What I'm saying is that, as proposed, the API doesn't precisely tell userspace
                                                                          ^^^^^^^^^
                                                                          KVM
an exit happened due to an "async #PF".  KVM has absolutely zero clue as to
whether or not userspace is going to do an async #PF, or if userspace wants to
intercept the fault for some entirely different purpose.

Userspace is supposed to know whether the PF is async from the dedicated
flag added in the memory_fault structure:
KVM_MEMORY_EXIT_FLAG_ASYNC_PF_USER.  It will be set when KVM managed to
inject page-not-present.  Are you saying it isn't sufficient?

Gah, sorry, typo.  The API doesn't tell *KVM* that userfault exit is due to an
async #PF.

Unless the remote page was already requested, e.g. by a different vCPU, or by a
prefetching algorithim.

Conversely, if the page content is available, it must have already been
prepopulated into guest memory pagecache, the bit in the bitmap is cleared
and no exit to userspace occurs.

But that doesn't happen instantaneously.  Even if the VMM somehow atomically
receives the page and marks it present, it's still possible for marking the page
present to race with KVM checking the bitmap.

That looks like a generic problem of the VM-exit fault handling.  Eg when

Heh, it's a generic "problem" for faults in general.  E.g. modern x86 CPUs will
take "spurious" page faults on write accesses if a PTE is writable in memory but
the CPU has a read-only mapping cached in its TLB.

It's all a matter of cost.  E.g. pre-Nehalem Intel CPUs didn't take such spurious
read-only faults as they would re-walk the in-memory page tables, but that ended
up being a net negative because the cost of re-walking for all read-only faults
outweighed the benefits of avoiding spurious faults in the unlikely scenario the
fault had already been fixed.

For a spurious async #PF + IRQ, the cost could be signficant, e.g. due to causing
unwanted context switches in the guest, in addition to the raw overhead of the
faults, interrupts, and exits.

one vCPU exits, userspace handles the fault and races setting the bitmap
with another vCPU that is about to fault the same page, which may cause a
spurious exit.

On the other hand, is it malignant?  The only downside is additional
overhead of the async PF protocol, but if the race occurs infrequently, it
shouldn't be a problem.

When it comes to uAPI, I want to try and avoid statements along the lines of
"IF 'x' holds true, then 'y' SHOULDN'T be a problem".  If this didn't impact uAPI,
I wouldn't care as much, i.e.

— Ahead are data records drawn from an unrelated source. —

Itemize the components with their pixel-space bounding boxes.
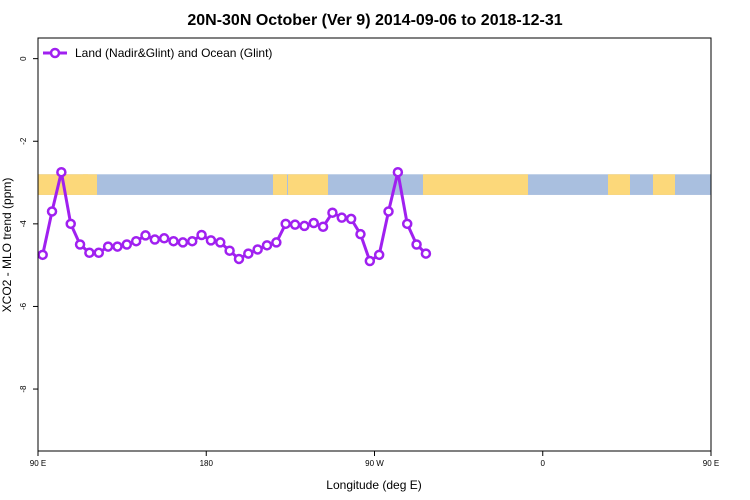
axes: 90 E 180 90 W 0 90 E 0 -2 -4 -6 -8: [19, 56, 719, 468]
y-tick-label: -2: [19, 137, 28, 145]
plot-frame: [37, 37, 712, 452]
map-band-land: [608, 174, 630, 195]
world-map-band: [38, 174, 711, 195]
y-axis-title: XCO2 - MLO trend (ppm): [0, 178, 14, 313]
y-tick-label: -8: [19, 385, 28, 393]
chart-title: 20N-30N October (Ver 9) 2014-09-06 to 20…: [187, 12, 562, 29]
data-point: [373, 249, 385, 261]
data-point: [364, 255, 376, 267]
series-layer: [37, 166, 432, 267]
map-band-ocean: [38, 174, 711, 195]
data-point: [65, 218, 76, 230]
data-point: [224, 245, 235, 256]
x-tick-label: 0: [541, 459, 546, 468]
data-point: [168, 235, 179, 247]
data-point: [102, 241, 114, 252]
y-tick-label: -6: [19, 302, 28, 310]
data-point: [121, 239, 133, 250]
data-point: [327, 207, 338, 218]
data-point: [158, 233, 170, 244]
data-point: [84, 247, 95, 259]
data-point: [112, 241, 123, 252]
x-tick-label: 90 E: [30, 459, 46, 468]
x-axis-title: Longitude (deg E): [326, 478, 421, 492]
data-point: [74, 239, 86, 250]
data-point: [177, 237, 189, 248]
data-point: [383, 206, 394, 217]
data-point: [37, 249, 48, 261]
map-band-land: [423, 174, 528, 195]
data-point: [130, 235, 142, 247]
data-point: [420, 248, 432, 259]
map-band-land: [653, 174, 675, 195]
data-point: [205, 235, 217, 246]
x-tick-label: 90 W: [365, 459, 384, 468]
data-point: [196, 229, 207, 241]
data-point: [336, 212, 348, 223]
data-point: [392, 166, 404, 178]
data-point: [93, 247, 105, 259]
data-point: [317, 221, 329, 232]
data-point: [186, 235, 198, 247]
y-tick-label: 0: [19, 56, 28, 61]
legend-marker: [49, 47, 61, 59]
data-point: [280, 218, 291, 230]
data-point: [271, 237, 282, 248]
map-band-land: [273, 174, 287, 195]
data-point: [261, 240, 273, 251]
data-point: [355, 228, 366, 240]
y-tick-label: -4: [19, 220, 28, 228]
data-point: [411, 239, 422, 250]
x-tick-label: 90 E: [703, 459, 719, 468]
data-point: [299, 220, 310, 232]
data-point: [345, 213, 357, 225]
map-band-land: [83, 174, 97, 195]
data-point: [140, 230, 151, 241]
data-point: [233, 253, 245, 265]
data-point: [252, 244, 263, 255]
data-point: [46, 206, 58, 217]
data-point: [308, 217, 319, 229]
data-point: [56, 166, 67, 178]
map-band-land: [288, 174, 328, 195]
data-point: [289, 219, 301, 230]
legend-entry-label: Land (Nadir&Glint) and Ocean (Glint): [75, 46, 272, 60]
data-point: [215, 237, 226, 248]
data-point: [243, 248, 254, 259]
data-point: [149, 234, 161, 245]
x-tick-label: 180: [200, 459, 214, 468]
legend: Land (Nadir&Glint) and Ocean (Glint): [43, 46, 272, 60]
data-point: [401, 218, 413, 230]
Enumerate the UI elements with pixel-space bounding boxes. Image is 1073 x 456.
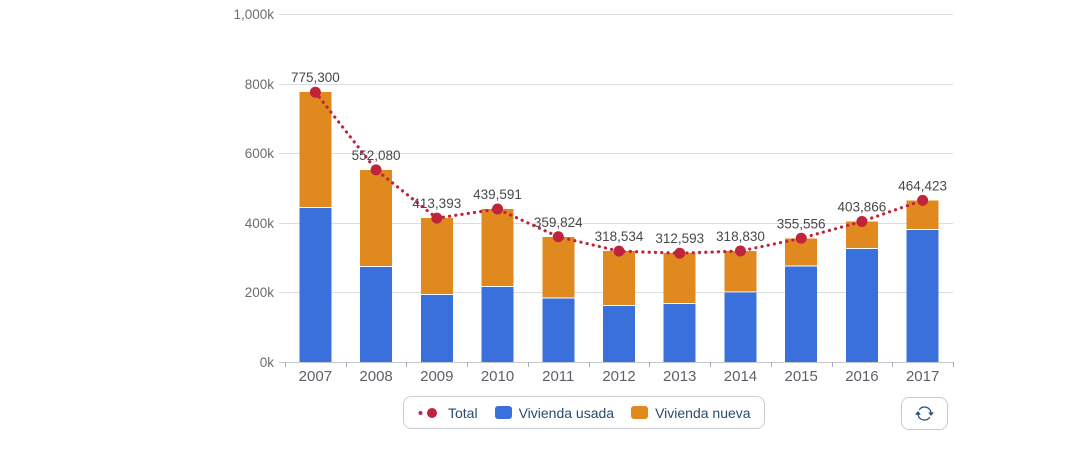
bar-usada-2010[interactable] — [481, 287, 514, 362]
total-label-2009: 413,393 — [412, 196, 461, 211]
bar-usada-2012[interactable] — [603, 305, 635, 362]
nueva-swatch-icon — [631, 406, 649, 419]
legend-item-total[interactable]: Total — [417, 406, 478, 420]
total-point-2007[interactable] — [309, 86, 321, 98]
total-point-2008[interactable] — [370, 164, 382, 176]
bar-usada-2014[interactable] — [724, 292, 757, 362]
bar-usada-2017[interactable] — [906, 230, 939, 362]
bar-usada-2011[interactable] — [542, 298, 575, 362]
bar-usada-2007[interactable] — [299, 207, 332, 362]
y-tick-label-800k: 800k — [245, 77, 275, 92]
legend-label-total: Total — [448, 404, 478, 421]
legend-label-usada: Vivienda usada — [518, 404, 615, 421]
y-tick-label-0k: 0k — [260, 355, 275, 370]
total-label-2012: 318,534 — [595, 229, 644, 244]
x-tick-label-2015: 2015 — [784, 368, 817, 385]
total-point-2010[interactable] — [492, 203, 504, 215]
x-tick-label-2009: 2009 — [420, 368, 453, 385]
bar-nueva-2007[interactable] — [299, 92, 332, 207]
total-point-2011[interactable] — [552, 231, 564, 243]
refresh-icon — [915, 406, 934, 421]
total-point-2015[interactable] — [795, 232, 807, 244]
bar-usada-2016[interactable] — [845, 248, 878, 362]
total-point-2013[interactable] — [674, 247, 686, 259]
bar-usada-2013[interactable] — [663, 303, 696, 362]
y-tick-label-400k: 400k — [245, 216, 275, 231]
total-label-2010: 439,591 — [473, 187, 522, 202]
bar-nueva-2011[interactable] — [542, 236, 575, 298]
x-tick-label-2016: 2016 — [845, 368, 878, 385]
total-label-2017: 464,423 — [898, 178, 947, 193]
bar-usada-2015[interactable] — [785, 266, 818, 362]
total-label-2013: 312,593 — [655, 231, 704, 246]
x-tick-label-2010: 2010 — [481, 368, 514, 385]
total-label-2016: 403,866 — [838, 199, 887, 214]
total-line-marker-icon — [418, 407, 437, 418]
refresh-button[interactable] — [901, 397, 948, 430]
x-tick-label-2013: 2013 — [663, 368, 696, 385]
total-point-2016[interactable] — [856, 215, 868, 227]
total-label-2007: 775,300 — [291, 70, 340, 85]
bar-nueva-2014[interactable] — [724, 251, 757, 292]
total-point-2014[interactable] — [734, 245, 746, 257]
bar-nueva-2009[interactable] — [420, 218, 453, 294]
total-label-2008: 552,080 — [352, 148, 401, 163]
x-tick-label-2014: 2014 — [724, 368, 757, 385]
usada-swatch-icon — [494, 406, 512, 419]
legend-item-usada[interactable]: Vivienda usada — [494, 404, 615, 421]
bar-nueva-2013[interactable] — [663, 253, 696, 303]
x-tick-label-2011: 2011 — [542, 368, 574, 385]
y-tick-label-600k: 600k — [245, 146, 275, 161]
legend-label-nueva: Vivienda nueva — [655, 404, 751, 421]
bar-nueva-2008[interactable] — [360, 169, 393, 266]
total-point-2009[interactable] — [431, 212, 443, 224]
legend-item-nueva[interactable]: Vivienda nueva — [631, 404, 751, 421]
total-label-2015: 355,556 — [777, 216, 826, 231]
x-tick-label-2017: 2017 — [906, 368, 939, 385]
total-point-2012[interactable] — [613, 245, 625, 257]
total-label-2014: 318,830 — [716, 229, 765, 244]
total-point-2017[interactable] — [917, 194, 929, 206]
x-tick-label-2012: 2012 — [602, 368, 635, 385]
bar-usada-2009[interactable] — [420, 294, 453, 362]
y-tick-label-1,000k: 1,000k — [233, 7, 274, 22]
bar-usada-2008[interactable] — [360, 266, 393, 362]
bar-nueva-2010[interactable] — [481, 209, 514, 287]
total-label-2011: 359,824 — [534, 215, 583, 230]
bar-nueva-2012[interactable] — [603, 251, 635, 305]
x-tick-label-2007: 2007 — [299, 368, 332, 385]
y-tick-label-200k: 200k — [245, 285, 275, 300]
chart-legend: Total Vivienda usada Vivienda nueva — [403, 396, 765, 429]
x-tick-label-2008: 2008 — [359, 368, 392, 385]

I'd be much more willing iterate as needed.

I'm not saying we should go straight for a complex implementation.  Quite the
opposite.  But I do want us to consider the possible ramifications of using a
single bit for all userfaults, so that we can at least try to design something
that is extensible and won't be a pain to maintain.

So you would've liked more the "two-bit per gfn" approach as in: provide 
2 interception points, for sync and async exits, with the former chosen 
by userspace when it "knows" that the content is already in memory? 
What makes it a conundrum then?  It looks like an incremental change to 
what has already been proposed.  There is a complication that 2-bit 
operations aren't atomic, but even 1 bit is racy between KVM and userspace.